I have this feeling that Roberts and Gorsuch both regard themselves as genuine aristocracy in contrast to parvenus Alito and Kavanaugh, to say nothing of that low-class buffoon Donald Trump, and simply can't stand being associated with this kind of shoddy, downmarket conservatism any more. They're not becoming liberals, but they might be turning into NeverTrumpers, in defense of their own sense of personal dignity.


Yes, Donald, I think that's quite possible. Plus, they think you're wrong all the time.

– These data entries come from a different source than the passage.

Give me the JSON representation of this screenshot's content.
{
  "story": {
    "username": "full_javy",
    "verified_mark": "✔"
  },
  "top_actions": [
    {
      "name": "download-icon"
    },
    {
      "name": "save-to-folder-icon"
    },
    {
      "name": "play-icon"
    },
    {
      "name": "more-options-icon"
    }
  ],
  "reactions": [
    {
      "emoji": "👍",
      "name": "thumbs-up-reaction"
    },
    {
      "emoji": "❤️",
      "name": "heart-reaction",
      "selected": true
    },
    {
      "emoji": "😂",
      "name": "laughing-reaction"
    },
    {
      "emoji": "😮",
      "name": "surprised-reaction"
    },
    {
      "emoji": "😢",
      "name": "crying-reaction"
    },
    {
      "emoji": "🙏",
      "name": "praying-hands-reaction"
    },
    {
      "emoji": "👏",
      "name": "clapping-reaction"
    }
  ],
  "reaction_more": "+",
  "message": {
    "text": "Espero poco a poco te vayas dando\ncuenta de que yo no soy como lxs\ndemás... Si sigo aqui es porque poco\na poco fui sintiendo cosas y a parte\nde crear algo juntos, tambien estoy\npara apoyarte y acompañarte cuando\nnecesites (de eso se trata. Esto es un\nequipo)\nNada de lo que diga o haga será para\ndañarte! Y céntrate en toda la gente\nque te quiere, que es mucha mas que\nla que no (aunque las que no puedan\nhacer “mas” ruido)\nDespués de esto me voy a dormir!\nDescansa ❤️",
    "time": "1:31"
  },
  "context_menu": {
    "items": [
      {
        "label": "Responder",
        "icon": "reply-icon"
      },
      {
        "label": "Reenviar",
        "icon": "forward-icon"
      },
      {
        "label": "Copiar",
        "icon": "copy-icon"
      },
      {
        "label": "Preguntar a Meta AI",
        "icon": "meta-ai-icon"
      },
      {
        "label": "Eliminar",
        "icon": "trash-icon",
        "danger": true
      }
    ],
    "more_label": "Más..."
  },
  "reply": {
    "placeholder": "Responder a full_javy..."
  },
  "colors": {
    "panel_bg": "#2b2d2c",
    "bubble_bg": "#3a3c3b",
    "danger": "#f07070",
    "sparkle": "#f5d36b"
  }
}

The other, complementary thought is more cynical, going back to Mr. Dooley:
``No matter whether th’ Constitution follows th’ flag or not, ‘th Supreme Coort follows th’ iliction returns,″ he commented on a 1901 decision.
They know what we know about the presidential polls, and may be preparing to leave the ship. Along with Geoffrey Berman who, if he was bought, apparently wouldn't stay that way.
 
Don’t stand in the doorway
Don’t block up the hall
For he that gets hurt
Will be he who has stalled
There’s a battle outside and it's ragin’

Update: Berman's out after all. I don't know what's the best way to summarize this, but my favorite part is about Trump's pick
Mr. Clayton is friendly with Mr. Trump and had golfed with the president at his club in Bedminster, N.J., as recently as last weekend, according to two people familiar with the matter.
apparently telling Trump at some point that he'd like to move home to New York and had his eye on this cool gig, and Trump decided to give it to him, "Oh, that thing where you investigate all my friends? I'll fire the guy who's doing it now and give you a call." Only there's an ongoing dispute over who fired whom, Barr having ordered Trump to do it, and Trump denying he was even involved making Barr look like the liar he is, and a victory for Berman after it became clear some Republican senators were not going to vote to confirm Clayton—instead, they're following Berman's request and naming his deputy, Audrey Strauss, to replace him in an acting capacity for now. Which is a pretty good outcome (she's a real professional, without the weird baggage everybody else in this story has.)